Der Suzuki Motor brummt los, aber leider begleitet mit einem undefinierbaren scheppern. Klingt, wie wenn etwas Metallenes auf dem Motorschutzblech liegt und durchgeschüttelt wird. Ich finde aber nichts. Währenddessen wird das Geräusch leiser und verschwindet fast.

 

ch fahre deshalb los und horche bei jedem Stopp, wie sich das Geräusch verhält. Der Motor läuft aber wie üblich rund und gibt keine Anzeichen, auf ein technisches Problem, zu erkennen.

 

Einer gespannten, aber unproblematischen Fahrt, erreiche ich mein Hotel in Genua. Sogleich rufe ich Viktor von V. Müller Motos an. Er kennt meine Maschine gut und hilft mir bei den Problemen.

 

Da das Geräusch im Neutralen Gang am lautesten ist, rät er mir zuerst die Kupplung auf eine lose Schraube zu prüfen.

 

Zurück auf dem Hotelparkplatz demontiere ich den Kupplungsdeckel und entferne die Federn und Pressdeckel. Sieht alles perfekt aus und nichts ist lose. Also alles wieder montieren. Ich starte ich den Motor und nehme per Video das Geräusch auf und schicke es dem Mechaniker.

 

Auch für ihn ist die Ursache des Geräusches nicht definierbar, was bedeutet, dass die Fehlersuche mit verschiedenen Checks verbunden ist. Das ist aber leider für mich abends um 21.00 Uhr auf einem Hotelparkplatz mit meinem begrenzten Werkzeugsatz nicht möglich. Somit muss ich entscheiden, entweder die Fähre sausen zu lasse und in Genua eine Motoradwerkstatt aufzusuchen oder trotzdem die Überfahrt machen und dann in Tanger eine Werkstatt anfahren.

 

Ich entscheide mich für die Weiterfahrt, zumal die Suzuki eigentlich normal läuft, halt mit dem Risiko, dass entweder der Schaden grösser wird oder ich keine Hilfe in Tanger finde.

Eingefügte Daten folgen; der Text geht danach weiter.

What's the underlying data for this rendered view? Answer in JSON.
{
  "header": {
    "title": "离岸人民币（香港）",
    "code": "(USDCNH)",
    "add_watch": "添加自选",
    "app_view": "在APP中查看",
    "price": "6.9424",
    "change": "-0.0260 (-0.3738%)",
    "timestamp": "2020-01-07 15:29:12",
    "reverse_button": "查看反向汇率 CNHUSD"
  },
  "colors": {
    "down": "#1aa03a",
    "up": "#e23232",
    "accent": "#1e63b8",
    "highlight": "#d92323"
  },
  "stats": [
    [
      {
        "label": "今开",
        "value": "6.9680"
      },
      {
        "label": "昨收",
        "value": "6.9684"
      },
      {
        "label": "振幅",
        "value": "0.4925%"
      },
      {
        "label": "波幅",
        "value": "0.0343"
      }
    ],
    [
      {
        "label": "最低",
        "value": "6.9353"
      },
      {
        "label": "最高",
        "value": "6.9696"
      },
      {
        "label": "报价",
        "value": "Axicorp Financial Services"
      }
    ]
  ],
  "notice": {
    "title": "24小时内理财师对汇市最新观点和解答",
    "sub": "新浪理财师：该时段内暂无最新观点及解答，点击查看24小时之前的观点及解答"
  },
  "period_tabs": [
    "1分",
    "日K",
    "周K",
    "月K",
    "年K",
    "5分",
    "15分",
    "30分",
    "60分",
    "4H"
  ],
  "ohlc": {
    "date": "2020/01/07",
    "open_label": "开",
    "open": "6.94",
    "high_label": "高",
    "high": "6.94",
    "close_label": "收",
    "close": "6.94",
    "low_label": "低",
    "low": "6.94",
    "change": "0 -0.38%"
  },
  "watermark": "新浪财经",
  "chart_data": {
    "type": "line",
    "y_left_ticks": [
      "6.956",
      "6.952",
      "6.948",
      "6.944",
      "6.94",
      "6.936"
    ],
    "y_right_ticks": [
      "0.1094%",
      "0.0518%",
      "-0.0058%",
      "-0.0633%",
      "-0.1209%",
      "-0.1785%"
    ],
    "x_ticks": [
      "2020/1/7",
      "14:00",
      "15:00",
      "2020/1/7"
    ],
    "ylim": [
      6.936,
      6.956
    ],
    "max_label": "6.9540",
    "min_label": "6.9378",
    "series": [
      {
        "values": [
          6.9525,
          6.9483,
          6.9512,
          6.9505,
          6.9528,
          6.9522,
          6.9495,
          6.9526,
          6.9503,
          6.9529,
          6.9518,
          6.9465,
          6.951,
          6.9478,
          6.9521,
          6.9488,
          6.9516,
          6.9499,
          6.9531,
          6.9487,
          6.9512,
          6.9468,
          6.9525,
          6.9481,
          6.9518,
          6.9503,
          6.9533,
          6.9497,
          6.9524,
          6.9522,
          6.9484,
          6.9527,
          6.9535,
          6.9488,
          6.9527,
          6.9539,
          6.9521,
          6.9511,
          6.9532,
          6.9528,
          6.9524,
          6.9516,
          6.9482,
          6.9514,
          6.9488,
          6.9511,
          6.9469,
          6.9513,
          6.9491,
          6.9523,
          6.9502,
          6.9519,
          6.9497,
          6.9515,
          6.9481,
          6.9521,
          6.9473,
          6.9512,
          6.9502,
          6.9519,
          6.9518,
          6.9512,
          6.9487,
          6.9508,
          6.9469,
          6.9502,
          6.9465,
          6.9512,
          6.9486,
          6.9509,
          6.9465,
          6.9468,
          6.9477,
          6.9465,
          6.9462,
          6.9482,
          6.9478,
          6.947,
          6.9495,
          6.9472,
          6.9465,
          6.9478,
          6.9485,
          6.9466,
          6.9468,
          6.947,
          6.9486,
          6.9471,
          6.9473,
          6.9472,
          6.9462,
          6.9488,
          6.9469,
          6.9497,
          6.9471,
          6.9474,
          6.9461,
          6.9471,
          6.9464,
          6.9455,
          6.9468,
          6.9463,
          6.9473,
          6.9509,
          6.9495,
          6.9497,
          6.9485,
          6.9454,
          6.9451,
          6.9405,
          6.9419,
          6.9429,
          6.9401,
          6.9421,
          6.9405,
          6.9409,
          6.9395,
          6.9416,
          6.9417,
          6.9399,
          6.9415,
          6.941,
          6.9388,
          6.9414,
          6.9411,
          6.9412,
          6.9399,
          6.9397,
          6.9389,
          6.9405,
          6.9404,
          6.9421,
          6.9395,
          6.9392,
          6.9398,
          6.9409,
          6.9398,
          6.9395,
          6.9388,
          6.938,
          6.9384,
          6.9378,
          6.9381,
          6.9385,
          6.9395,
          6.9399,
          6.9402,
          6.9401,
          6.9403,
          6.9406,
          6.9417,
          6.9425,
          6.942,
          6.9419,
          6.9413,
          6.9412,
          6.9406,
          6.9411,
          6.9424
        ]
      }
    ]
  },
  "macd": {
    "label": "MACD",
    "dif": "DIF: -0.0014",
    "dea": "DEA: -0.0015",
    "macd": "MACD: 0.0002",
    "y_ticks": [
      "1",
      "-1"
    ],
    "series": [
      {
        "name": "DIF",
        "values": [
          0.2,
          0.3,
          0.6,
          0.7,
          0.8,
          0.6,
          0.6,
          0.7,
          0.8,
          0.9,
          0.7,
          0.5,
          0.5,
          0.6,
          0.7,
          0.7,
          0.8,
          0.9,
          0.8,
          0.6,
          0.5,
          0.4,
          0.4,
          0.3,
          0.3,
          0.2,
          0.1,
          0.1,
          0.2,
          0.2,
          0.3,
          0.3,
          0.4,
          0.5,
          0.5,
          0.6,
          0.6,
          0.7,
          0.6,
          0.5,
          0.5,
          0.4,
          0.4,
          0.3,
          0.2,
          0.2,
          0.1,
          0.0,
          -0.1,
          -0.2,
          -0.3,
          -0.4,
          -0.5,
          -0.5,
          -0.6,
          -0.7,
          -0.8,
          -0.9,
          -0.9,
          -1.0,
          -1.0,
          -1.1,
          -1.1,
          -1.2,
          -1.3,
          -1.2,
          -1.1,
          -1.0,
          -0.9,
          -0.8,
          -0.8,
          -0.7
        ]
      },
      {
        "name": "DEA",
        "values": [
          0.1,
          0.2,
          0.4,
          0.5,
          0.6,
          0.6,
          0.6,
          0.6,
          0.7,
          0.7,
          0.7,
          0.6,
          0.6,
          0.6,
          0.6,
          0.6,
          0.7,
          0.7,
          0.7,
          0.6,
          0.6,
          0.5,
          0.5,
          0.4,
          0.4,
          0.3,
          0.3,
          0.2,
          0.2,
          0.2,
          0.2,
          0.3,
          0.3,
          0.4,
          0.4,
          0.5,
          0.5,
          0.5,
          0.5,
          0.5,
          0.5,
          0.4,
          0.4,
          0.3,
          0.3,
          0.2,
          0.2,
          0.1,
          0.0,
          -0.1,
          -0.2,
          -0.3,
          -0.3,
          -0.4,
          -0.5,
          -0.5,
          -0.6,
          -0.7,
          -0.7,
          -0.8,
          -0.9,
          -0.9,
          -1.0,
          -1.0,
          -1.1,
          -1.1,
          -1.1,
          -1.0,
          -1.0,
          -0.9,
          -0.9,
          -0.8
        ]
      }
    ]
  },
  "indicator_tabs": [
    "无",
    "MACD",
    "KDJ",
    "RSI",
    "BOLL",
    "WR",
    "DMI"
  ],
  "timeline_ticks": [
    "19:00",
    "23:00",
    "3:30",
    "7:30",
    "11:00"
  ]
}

Das Hotel bietet freundlicherweise bereits um 06.30 Uhr ein Frühstück an. Ich bekomme also noch ein Jogurt mit Obst und einem feinen Cappuccino, bevor ich in den Regen hinaus zum Hafen kurve.

 

Wie geahnt, ist der Verkehr bei der Hafeneinfahrt chaotisch. Kein Wunder, seit mehr als 20 Jahren ist hier alles gleich geblieben während der Fährbetrieb um ein Vielfaches gestiegen ist.

 

Mit meiner schlanken Enduro zwänge ich mich links und rechts an den Autos und Lastwagen vorbei und bin selbst verwundert, wie schnell ich beim ersten Hafencheckpunkt stehe.  Ich werde ich sogar zuvorkommend behandelt und der Zöllner lässt mich zwischen zwei Abgrenzungssteine hindurchfahren. Beim nächsten Check lassen mich die Autofahrer vorne wegfahren und so bin ich tatsächlich eine Stunde später in der Warteline vor der Fähre nach Tanger. Oh Wunder.

 

Wie üblich haben die Polizisten und Sicherheitsleute bei den Kontrollpunkten keine Information abgegeben, ausser wo man hinfahren muss. Einmal auf dem Parkplatz liegt es an jedem einzelnen, sich zurecht zu finden. Zum Glück kenne ich das und schaue mich um, was läuft. Dabei fällt mir auf, dass viele mit ihren Papieren in der Hand nach vorne in ein Gebäude schlendern. Nichts wie hinterher, sagt mein Instinkt und siehe da, in diesem Gebäude ist der Schalter für die Fährtickets und die italienische Zollkontrolle, da ich ja die EU verlasse.

 

Hier muss ich das erste und auch letzte Mal meinen Impfnachweis zeigen. Danach bekomme ich meine Boardingkarte plus ein Formular mit Fragen zu COVID für die marokkanischen Behörden und einen Ausreisezettel für den italienischen Zoll.

 

Auch das habe ich in einer Stunde erledigt und übe mich jetzt im stundenlangen Warten.

 

Dazwischen füllt sich der Parkplatz nach und nach mit Autos, die innen als auch auf dem Dach überladen sind, weshalb Autofederung haarsträubend durchhängt. Vermutlich alles Menschen aus Marokko, die endlich wieder mit der Fähre rüberfahren können und alles mitnehmen, was geht.

 

Der Parkplatz ist mittig mit Betonklötzen und Gitterstäben abgetrennt. Auf der anderen Seite warten diejenigen, die mit der Fähre bis Barcelona mitfahren, wo wir einen Zwischenstopp einlegen. Das ganze Prozedere der Passkontrolle entfällt natürlich für sie.

 

Lustig zu beobachten ist, dass auf der Seite nach Barcelona ausschliesslich Camper und Motorradgruppen stehen, während auf meiner Seite die überladenen Autos und Busse die Überhand habe.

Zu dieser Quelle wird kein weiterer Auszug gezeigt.